Angka terbaru yang disebutkan oleh Menpan RB Asman Abnur, seperti disampaikan dalam percakapannya dengan detikcom, 62 persen PNS hanya mempunyai kemampuan administratif. Kemampuan administratif itu terbatas kepada menguasai urusan surat menyurat saja.
Dengan keterbatasan kompetensi PNS -dan umumnya ASN tersebut, negara mengalami kerugian untuk dua perkara. Pertama, terkait dengan belanja pegawai. Kedua, terkait dengan kinerja pemerintah itu sendiri.
Menteri Keuangan Sri Mulyani Indrawati pernah menyampaikan bahwa belanja pegawai pemerintah cukup besar. Dari sisi neraca pemerintah pusat, menurut Sri Mulyani, belanja pegawai mencakup 26,1% dari total anggaran belanja pemerintah pusat. Lebih dari seperempat total anggaran itu tentulah jumlah yang besar.
Namun ternyata hal itu masih kalah besar daripada yang terjadi di pemerintahan daerah. Masih menurut Sri Mulyani, ada 131 daerah yang rasio belanja pegawainya lebih dari setengah APBD nya.
Dengan keterbatasan kompetensi ASN, besarnya belanja pegawai tersebut menjadi tidak akan sepadan dengan keluaran yang dihasilkan. Dalam ungkapan sederhana, negara -termasuk para pembayar pajak- telah merugi dengan membayarkan uang kepada pihak yang tidak kompeten.
Keterbatasan kompetensi ASN sudah barang tentu berpengaruh kepada kinerja pemerintah -pusat maupun daerah. Kinerja pemerintah pasti tidak bisa didongkrak oleh SDM yang hanya memiliki kompetensi administrasi saja.
Dengan keterbatasan kompetensi ASN itu, sangatlah masuk akal bahwa nilai Evaluasi Akuntabilitas Kinerja Instansi Pemerintah rata-rata kabupaten dan kota pada tahun 2016 berada di bawah 50, meski pun naik 2,95 poin dibandingkan tahun sebelumnya. Nilai evaluasi di bawah 50 itu menunjukkan ranking paling bawah dari kategori penilaian Kementerian PANRB.
Untuk mengukur, menetapkan dan melaporkan kinerja instansi pemerintah, sistem yang dipergunakan saat ini adalah Sistem Akuntabilitas Instansi Pemerintah -atau biasa disebut SAKIP. Dengan sistem tersebut pemerintah menggeser orientasi akuntabilitas kinerja dari besaran dana yang telah dan akan dihabiskan ke pencapaian kinerja yang dihasilkan.
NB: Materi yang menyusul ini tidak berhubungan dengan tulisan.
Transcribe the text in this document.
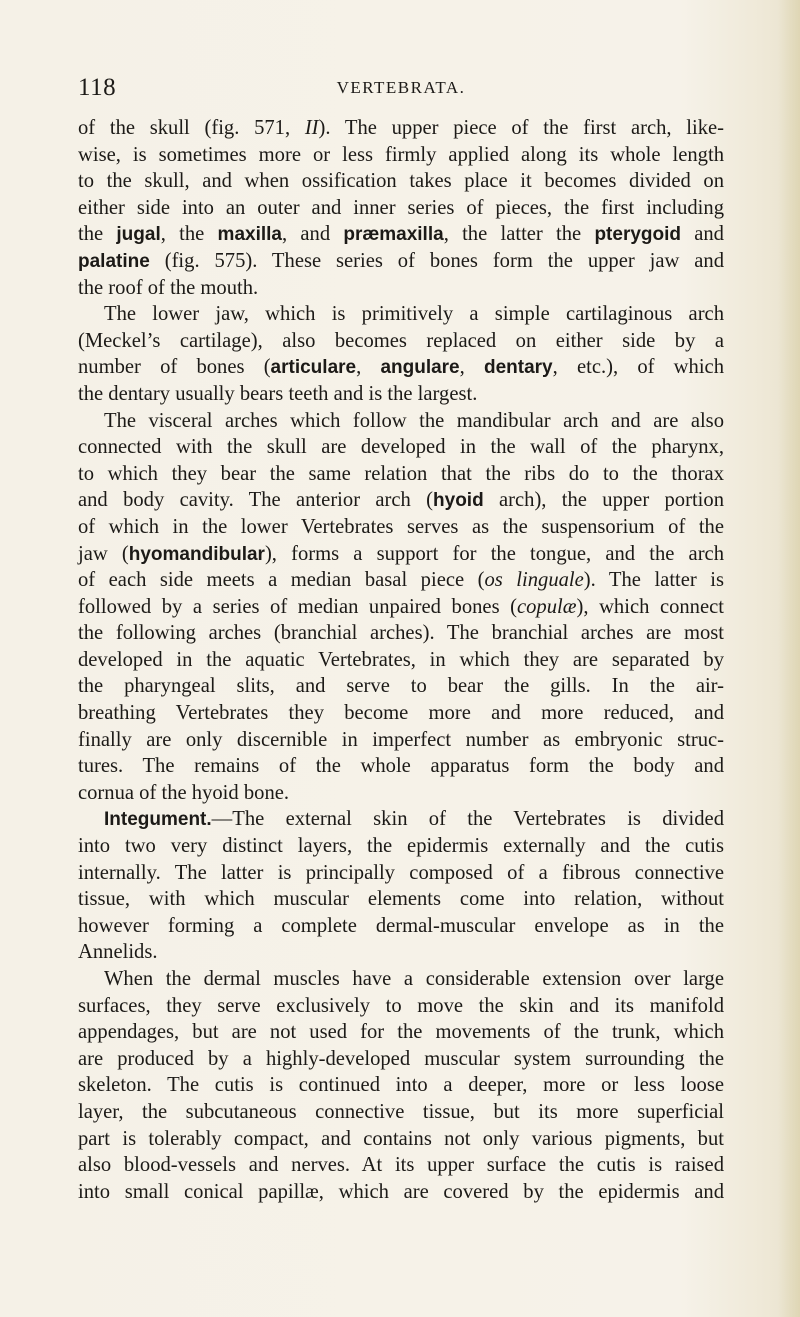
118	VERTEBRATA.
of the skull (fig. 571, II). The upper piece of the first arch, like-
wise, is sometimes more or less firmly applied along its whole length
to the skull, and when ossification takes place it becomes divided on
either side into an outer and inner series of pieces, the first including
the jugal, the maxilla, and præmaxilla, the latter the pterygoid and
palatine (fig. 575). These series of bones form the upper jaw and
the roof of the mouth.
The lower jaw, which is primitively a simple cartilaginous arch
(Meckel’s cartilage), also becomes replaced on either side by a
number of bones (articulare, angulare, dentary, etc.), of which
the dentary usually bears teeth and is the largest.
The visceral arches which follow the mandibular arch and are also
connected with the skull are developed in the wall of the pharynx,
to which they bear the same relation that the ribs do to the thorax
and body cavity. The anterior arch (hyoid arch), the upper portion
of which in the lower Vertebrates serves as the suspensorium of the
jaw (hyomandibular), forms a support for the tongue, and the arch
of each side meets a median basal piece (os linguale). The latter is
followed by a series of median unpaired bones (copulæ), which connect
the following arches (branchial arches). The branchial arches are most
developed in the aquatic Vertebrates, in which they are separated by
the pharyngeal slits, and serve to bear the gills. In the air-
breathing Vertebrates they become more and more reduced, and
finally are only discernible in imperfect number as embryonic struc-
tures. The remains of the whole apparatus form the body and
cornua of the hyoid bone.
Integument.—The external skin of the Vertebrates is divided
into two very distinct layers, the epidermis externally and the cutis
internally. The latter is principally composed of a fibrous connective
tissue, with which muscular elements come into relation, without
however forming a complete dermal-muscular envelope as in the
Annelids.
When the dermal muscles have a considerable extension over large
surfaces, they serve exclusively to move the skin and its manifold
appendages, but are not used for the movements of the trunk, which
are produced by a highly-developed muscular system surrounding the
skeleton. The cutis is continued into a deeper, more or less loose
layer, the subcutaneous connective tissue, but its more superficial
part is tolerably compact, and contains not only various pigments, but
also blood-vessels and nerves. At its upper surface the cutis is raised
into small conical papillæ, which are covered by the epidermis and
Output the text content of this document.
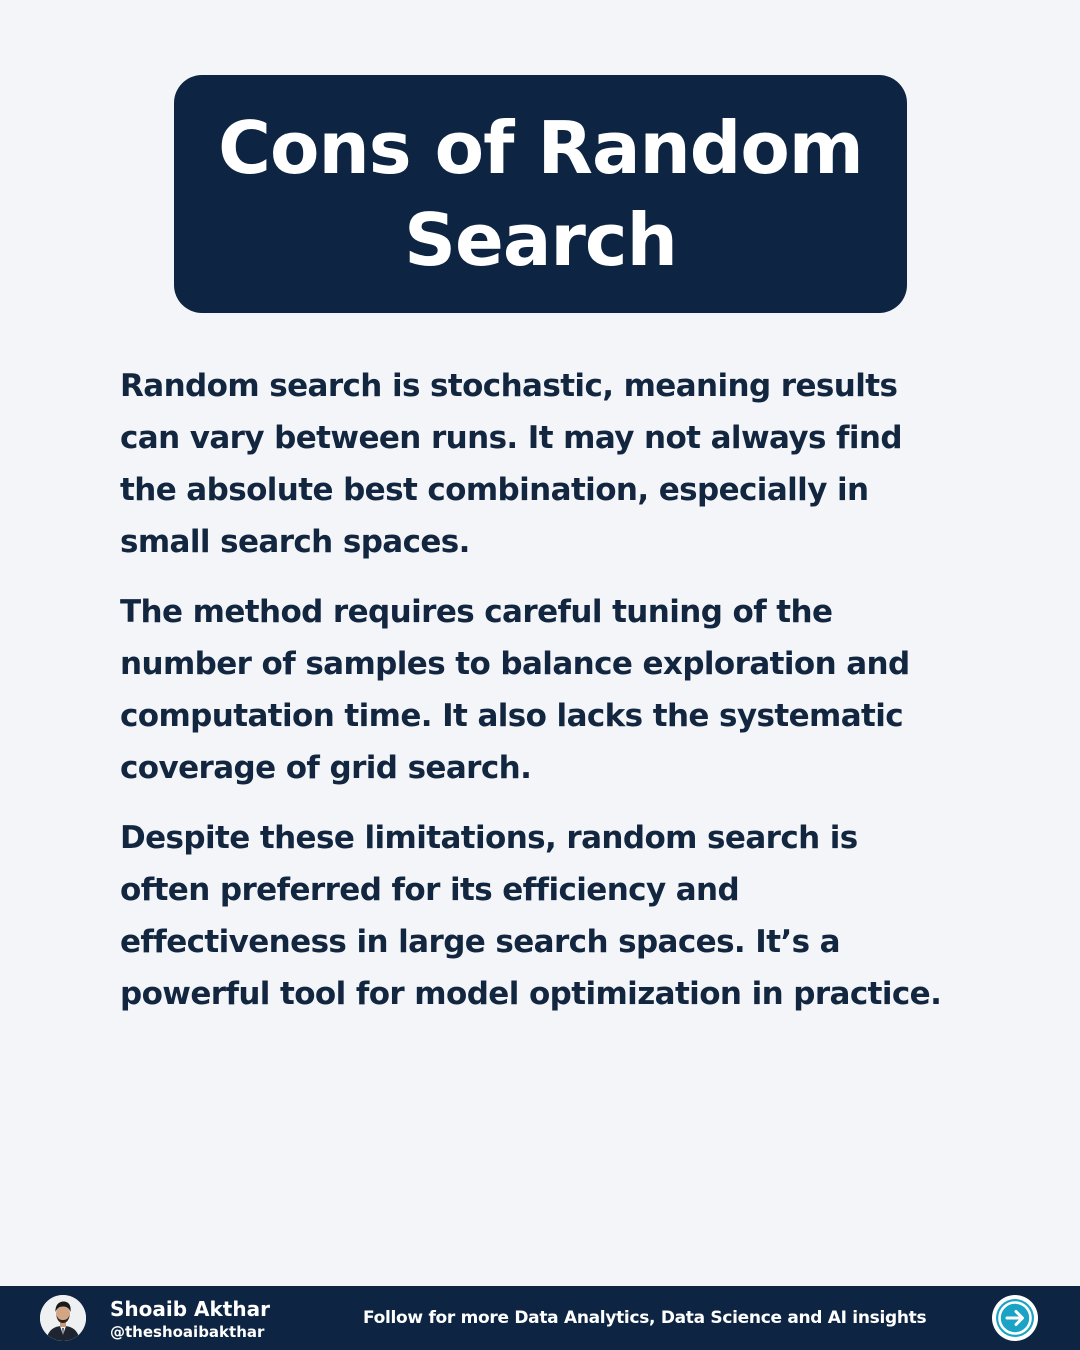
Cons of Random Search

Random search is stochastic, meaning results can vary between runs. It may not always find the absolute best combination, especially in small search spaces.

The method requires careful tuning of the number of samples to balance exploration and computation time. It also lacks the systematic coverage of grid search.

Despite these limitations, random search is often preferred for its efficiency and effectiveness in large search spaces. It’s a powerful tool for model optimization in practice.

Shoaib Akthar
@theshoaibakthar
Follow for more Data Analytics, Data Science and AI insights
Orientasi kepada kinerja seperti itu jelas menuntut kompetensi ASN yang memadai.
Mempertimbangkan kondisi yang digambarkan oleh Menpan RB tadi, kita patut mengapresiasi rencana untuk melanjutkan moratorium PNS di bidang administrasi dan pengawasan penempatan PNS di daerah agar sesuai dengan kemampuannya. Kita tidak ingin negara menghabiskan anggarannya untuk menambah pegawai yang kompetensinya terbatas.
Kita berharap pemerintah mempunyai program yang cukup komprehensif untuk menambah dan meningkatkan kompetensi ASN yang ada. Jika program-program itu tersedia, kita harus percaya bahwa ASN yang ada saat ini adalah manusia pembelajar yang baik, yang sigap dan tekun untuk melengkapi dirinya dengan kompetensi-kompetensi yang dibutuhkan.
Pada saat yang sama, kita juga menuntut penyaringan PNS lebih tansparan dan ketat untuk memastikan sumber daya manusia yang terjaring di dalamnya bukan hasil kolusi dan nepotisme, serta memiliki kompetensi yang sesuai dengan kebutuhan.